Christchurch is too hot to grow most types of sweet pea. Hilda Ashworth persisted for as long as she could but eventually had to stop trying to grow the flowers commercially. She had also developed a quite debilitating form of rheumatoid arthritis over the preceding years and that too hindered her efforts.

When Major Ashworth died, Hilda went back to England with her son for a brief time but found she could not continue to live there and returned to New Zealand. Hilda died in 1954, at the age of 80. In the course of their studies the authors learned that while descendants of Hilda and Evelyn are living in New Zealand they had no idea of each other’s existence until Keith Hammett spoke to Mrs Waterworth.

Dan Pawson has gone through Jean’s records very carefully with her. The material they found makes it quite clear that Hilda bred the sweet peas and ran the successful business. Some of the catalogues give her name as “Miss H. Hemus” on the covers and the ordering instructions are signed “H. Hemus”.

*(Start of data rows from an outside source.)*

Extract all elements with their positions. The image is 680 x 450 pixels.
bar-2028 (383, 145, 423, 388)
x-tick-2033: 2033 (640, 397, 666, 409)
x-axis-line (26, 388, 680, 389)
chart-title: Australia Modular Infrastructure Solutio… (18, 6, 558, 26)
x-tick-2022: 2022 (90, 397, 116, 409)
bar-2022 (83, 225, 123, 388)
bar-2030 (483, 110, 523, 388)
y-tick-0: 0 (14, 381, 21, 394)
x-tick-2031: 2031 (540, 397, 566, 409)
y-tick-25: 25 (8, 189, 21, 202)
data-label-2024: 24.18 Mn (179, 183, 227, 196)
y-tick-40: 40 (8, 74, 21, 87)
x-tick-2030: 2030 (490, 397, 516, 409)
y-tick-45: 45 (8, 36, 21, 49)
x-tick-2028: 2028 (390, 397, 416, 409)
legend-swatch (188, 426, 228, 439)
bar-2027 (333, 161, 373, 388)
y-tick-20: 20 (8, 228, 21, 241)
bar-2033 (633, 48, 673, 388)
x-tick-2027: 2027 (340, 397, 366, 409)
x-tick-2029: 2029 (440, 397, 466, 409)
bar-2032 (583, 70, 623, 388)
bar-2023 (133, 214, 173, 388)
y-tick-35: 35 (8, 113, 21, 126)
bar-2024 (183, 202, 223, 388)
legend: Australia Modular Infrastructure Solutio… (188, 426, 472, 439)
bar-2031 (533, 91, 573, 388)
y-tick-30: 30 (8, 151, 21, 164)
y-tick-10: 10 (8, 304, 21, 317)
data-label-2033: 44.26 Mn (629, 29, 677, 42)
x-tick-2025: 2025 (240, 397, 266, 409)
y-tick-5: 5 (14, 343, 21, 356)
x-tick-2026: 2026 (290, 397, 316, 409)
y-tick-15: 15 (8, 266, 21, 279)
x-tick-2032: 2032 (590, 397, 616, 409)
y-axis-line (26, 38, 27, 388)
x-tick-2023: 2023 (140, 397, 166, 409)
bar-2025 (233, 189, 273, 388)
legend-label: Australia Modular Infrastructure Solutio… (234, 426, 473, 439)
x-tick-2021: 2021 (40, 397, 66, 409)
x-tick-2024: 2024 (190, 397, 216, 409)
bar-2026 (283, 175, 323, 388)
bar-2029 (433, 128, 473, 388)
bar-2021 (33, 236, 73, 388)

There is an anecdote about the Chelsea Flower Show being closed to the public while the king and queen were viewing the exhibits but she was waved in by name in the most friendly fashion. At another show the king himself, Edward VII, came forward himself to congratulate her on one of her wins. She was recognized by a man deputed to guard the gates at flower shows. The medals are inscribed with her name. She was the one.

Acknowledgements

Jean Waterworth Dan Pawson Roger Parsons

Reference Taylor, Judith M. and Simon Wilkinson 2008 “Miss Hemus: sweet pea breeder in Worcestershire” National Sweet Pea Society Annual 2008 75 – 79

About the co-authors:

Keith Hammett is an award winning plantsman and flower breeder who emigrated from England to New Zealand many year ago. He is an expert on dahlias and an author of monographs on this plant. He only permits himself to indulge in horticultural history as an avocation.